Per quanto la comunità si sia formata in modo veramente poco accademico, per usare un eufemismo, nel corso del tempo siamo entrati in contatto con figure di spicco del panorama accademico colombiano che hanno voluto provare le tecniche e condividere con noi la loro esperienza. Tra questi sento di citare due dei nostri collaboratori esterni più presenti nello sviluppo e nella regolarizzazione delle attività della comunità. Il primo è sicuramente Raul Salamanca, fondatore dell’università di psicoanalisi di Medellìn con il quale stiamo facendo dei corsi attivi di psicopatologia clinica e psicodramma psicoanalitico attraverso la sua corporazione, il CIP, Centro di investigazione e intervento psicosociale.
Secondo ma non per importanza, Hector Aristizàbal, creatore del Teatro Rituale, di origine colombiana ma ormai conosciutissimo negli Stati Uniti e in Europa grazie ai suoi interventi pubblici. Entrambi ci appoggiano e seguono con interesse e partecipazione il nostro lavoro.

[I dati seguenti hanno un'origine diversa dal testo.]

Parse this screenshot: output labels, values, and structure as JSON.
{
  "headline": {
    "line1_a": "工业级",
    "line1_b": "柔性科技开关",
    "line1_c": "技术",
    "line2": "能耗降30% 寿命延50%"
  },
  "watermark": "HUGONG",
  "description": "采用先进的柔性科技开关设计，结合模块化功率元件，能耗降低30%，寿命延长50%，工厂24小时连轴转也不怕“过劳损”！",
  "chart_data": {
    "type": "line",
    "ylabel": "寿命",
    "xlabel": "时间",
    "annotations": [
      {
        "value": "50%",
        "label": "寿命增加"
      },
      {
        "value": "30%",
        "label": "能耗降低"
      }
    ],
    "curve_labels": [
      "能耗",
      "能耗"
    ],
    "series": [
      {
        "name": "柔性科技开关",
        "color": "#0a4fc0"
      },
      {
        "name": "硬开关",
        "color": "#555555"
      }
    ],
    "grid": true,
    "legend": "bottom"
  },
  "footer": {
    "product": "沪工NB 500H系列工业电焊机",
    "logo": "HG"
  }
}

Oltre alla sfera accademica, ci sentiamo appoggiati da figure importanti del territorio indigeno quali Shamani e Taita (saggi delle riserve indigene). Per imprinting proprio della comunità e per il territorio in cui ci troviamo, non sarebbe nè voluto nè possibile ignorare il fortissimo impatto che queste figure spirituali hanno sul territorio.
Diciamo che ci sentiamo molto accompagnati da entrambi questi fronti e siamo orgogliosi di poter portare avanti queste due bandiere, ovvero il mondo accademico e il mondo spirituale, sotto una stessa voce.
Come vedi la comunità tra dieci anni? Quali obiettivi speri avrà raggiunto, e quale forma avrà assunto?
Quello che vedo è una grande terra dove la comunità possa crescere e possa dare veramente spazio a tutto ciò che possiamo accogliere e creare. Difatti stiamo realizzando un progetto di crowdfounding che possa aiutarci nella realizzazione del nostro sogno.
Quello che vedo di più, una volta raggiunto l’obbiettivo della terra, è la realizzazione di un università libera dove si possano insegnare le tecniche e dove si possa provare l’esperienza reale di vivere in una comunità autonoma e autogestita dove la responsabilità dell’individuo verso il collettivo sia totale e soddisfacente e dove tutti possano mescolare i loro sogni e i loro talenti con quello che è l’applicazione terapeutica e lo sviluppo di una coscienza collettiva.